Description
The public sector spends some £450 billion annually on buying goods and services from the private sector and yet too often mutual distrust and cultural differences impede fruitful joint working because of their failure to understand each other. In this practical guide the authors argue that while the two sectors are stereotypically seen as dolphins (public sector) and sharks (private sector) causing mutual suspicion these barriers can be broken down once the two sides learn about each other’s characteristics and culture.
The authors describe how to change these perceptions at an individual level by appropriate interaction, dolphin to dolphin, shark to shark. They reveal how the two sectors can appreciate and even copy each other’s strengths, the private sector acquiring more dolphins and the public sector in turn more sharks, building a long-lasting relationship of equals that can help deliver better public services.
Michael Burton has spent over 30 years as a commentator, editor and author working for a private company covering the public sector. He is the author of The Politics of Public Sector Reform from Thatcher to the Coalition (2013) The Politics of Austerity: A Recent History (2016) and From Broke to Brexit: Britain’s Lost Decade (2022). He was for 20 years editor of The MJ (Municipal Journal) the market-leading weekly title for UK local government and a board director of The MJ’s parent publishing and events company.
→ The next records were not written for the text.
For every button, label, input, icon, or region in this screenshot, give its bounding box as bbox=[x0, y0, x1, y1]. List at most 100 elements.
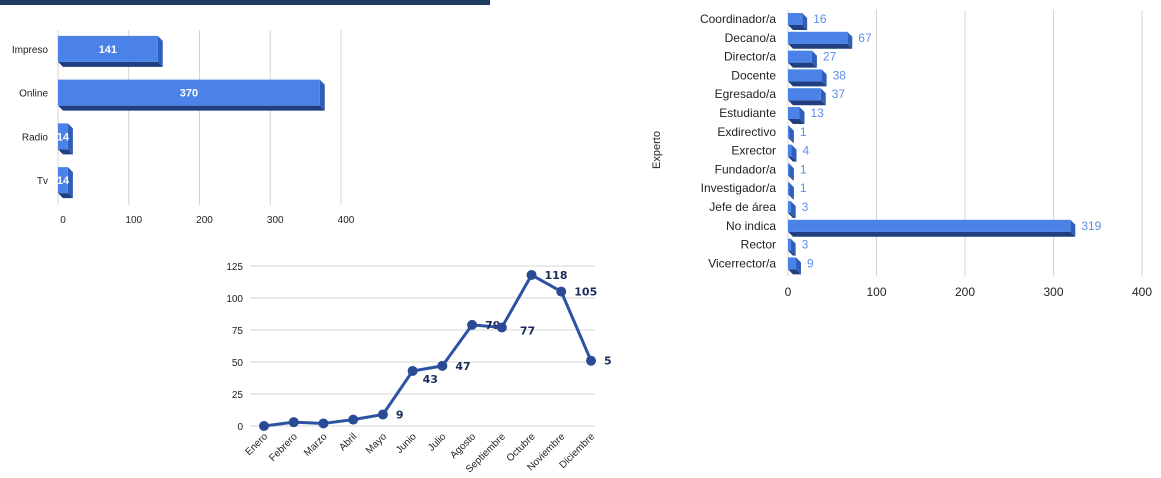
data-label: 105 bbox=[574, 286, 597, 299]
bar-expert-face bbox=[788, 125, 790, 138]
data-point bbox=[437, 360, 448, 371]
bar-expert bbox=[788, 13, 808, 30]
x-tick-label: 400 bbox=[338, 215, 355, 226]
bar-expert-side bbox=[821, 69, 827, 87]
bar-expert-bottom bbox=[788, 156, 797, 162]
header-accent-bar bbox=[0, 0, 490, 5]
data-label: 141 bbox=[99, 44, 117, 56]
y-tick-label: 100 bbox=[226, 294, 243, 305]
data-label: 319 bbox=[1081, 219, 1101, 233]
bar-expert-side bbox=[788, 163, 794, 181]
bar-tv-bottom bbox=[58, 193, 73, 199]
category-label: Online bbox=[19, 89, 48, 100]
bar-expert-bottom bbox=[788, 175, 794, 181]
bar-expert-face bbox=[788, 144, 792, 157]
bar-expert bbox=[788, 107, 805, 124]
bar-expert-face bbox=[788, 238, 791, 251]
bar-radio-side bbox=[67, 123, 73, 155]
bar-online-side bbox=[319, 79, 325, 111]
category-label: Estudiante bbox=[719, 106, 776, 120]
data-label: 370 bbox=[180, 88, 198, 100]
data-label: 37 bbox=[832, 87, 846, 101]
bar-expert-side bbox=[799, 107, 805, 124]
bar-expert bbox=[788, 50, 817, 68]
bar-radio-bottom bbox=[58, 149, 73, 155]
bar-expert-bottom bbox=[788, 213, 796, 218]
bar-expert-face bbox=[788, 182, 790, 195]
bar-expert-side bbox=[795, 257, 801, 275]
bar-impreso-face bbox=[58, 35, 158, 62]
bar-expert-side bbox=[820, 88, 826, 106]
bar-expert-bottom bbox=[788, 231, 1076, 237]
bar-expert-bottom bbox=[788, 62, 817, 68]
bar-expert-face bbox=[788, 13, 803, 25]
x-tick-label: 300 bbox=[267, 215, 284, 226]
bar-online-face bbox=[58, 79, 320, 106]
category-label: Investigador/a bbox=[701, 181, 777, 195]
data-point bbox=[377, 409, 388, 420]
category-label: Impreso bbox=[12, 45, 49, 56]
bar-expert-bottom bbox=[788, 194, 794, 200]
bar-expert-bottom bbox=[788, 119, 805, 124]
bar-expert-bottom bbox=[788, 269, 801, 275]
bar-impreso-side bbox=[157, 35, 163, 67]
bar-expert bbox=[788, 201, 796, 218]
category-label: Egresado/a bbox=[715, 87, 777, 101]
data-point bbox=[586, 355, 596, 366]
bar-expert-side bbox=[788, 182, 794, 200]
data-label: 16 bbox=[813, 12, 827, 26]
bar-expert-face bbox=[788, 69, 822, 82]
bar-expert-face bbox=[788, 88, 821, 101]
category-label: Coordinador/a bbox=[700, 12, 776, 26]
category-label: Exrector bbox=[731, 144, 776, 158]
data-label: 4 bbox=[803, 144, 810, 158]
data-point bbox=[407, 365, 418, 376]
bar-expert-face bbox=[788, 219, 1071, 232]
data-label: 3 bbox=[802, 238, 809, 252]
bar-expert bbox=[788, 144, 797, 162]
category-label: Rector bbox=[741, 238, 776, 252]
category-label: Radio bbox=[22, 132, 49, 143]
data-label: 9 bbox=[807, 256, 814, 270]
bar-radio bbox=[58, 123, 73, 155]
category-label: Director/a bbox=[724, 50, 776, 64]
bar-expert bbox=[788, 163, 794, 181]
category-label: Jefe de área bbox=[709, 200, 776, 214]
bar-expert-bottom bbox=[788, 100, 826, 106]
x-tick-label: 100 bbox=[866, 285, 886, 299]
category-label: Fundador/a bbox=[715, 162, 777, 176]
bar-expert bbox=[788, 182, 794, 200]
y-tick-label: 125 bbox=[226, 262, 243, 273]
category-label: No indica bbox=[726, 219, 776, 233]
y-tick-label: 25 bbox=[232, 390, 244, 401]
x-tick-label: 300 bbox=[1043, 285, 1063, 299]
data-label: 79 bbox=[485, 319, 500, 332]
category-label: Docente bbox=[731, 68, 776, 82]
bar-tv-face bbox=[58, 167, 68, 194]
bar-expert-bottom bbox=[788, 81, 827, 87]
bar-expert bbox=[788, 219, 1076, 237]
data-label: 13 bbox=[811, 106, 825, 120]
bar-tv-side bbox=[67, 167, 73, 199]
category-label: Vicerrector/a bbox=[708, 256, 776, 270]
bar-expert bbox=[788, 238, 796, 256]
data-point bbox=[259, 421, 269, 431]
data-label: 118 bbox=[545, 269, 568, 282]
data-label: 1 bbox=[800, 162, 807, 176]
bar-expert-bottom bbox=[788, 250, 796, 256]
x-tick-label: 400 bbox=[1132, 285, 1152, 299]
data-point bbox=[288, 417, 299, 428]
data-point bbox=[318, 418, 329, 429]
data-label: 3 bbox=[802, 200, 809, 214]
data-label: 27 bbox=[823, 50, 837, 64]
category-label: Decano/a bbox=[725, 31, 777, 45]
bar-expert bbox=[788, 257, 801, 275]
bar-expert-side bbox=[802, 13, 808, 30]
bar-impreso bbox=[58, 35, 163, 67]
x-tick-label: 0 bbox=[60, 215, 66, 226]
bar-expert-side bbox=[811, 50, 817, 68]
data-label: 47 bbox=[455, 360, 470, 373]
Richard Smith is a former professor and private sector executive who then worked for a local authority leading its in-house workforce in a successful competitive tender against private contractors. It was this experience which later led him to create Public Sector plc, a concept based on ‘relational partnering,’ a multi-million-pound public-private property business. He is founder of the Centre for Partnering which promotes the value of partnering through a relational framework to deliver enhanced social and public value to communities.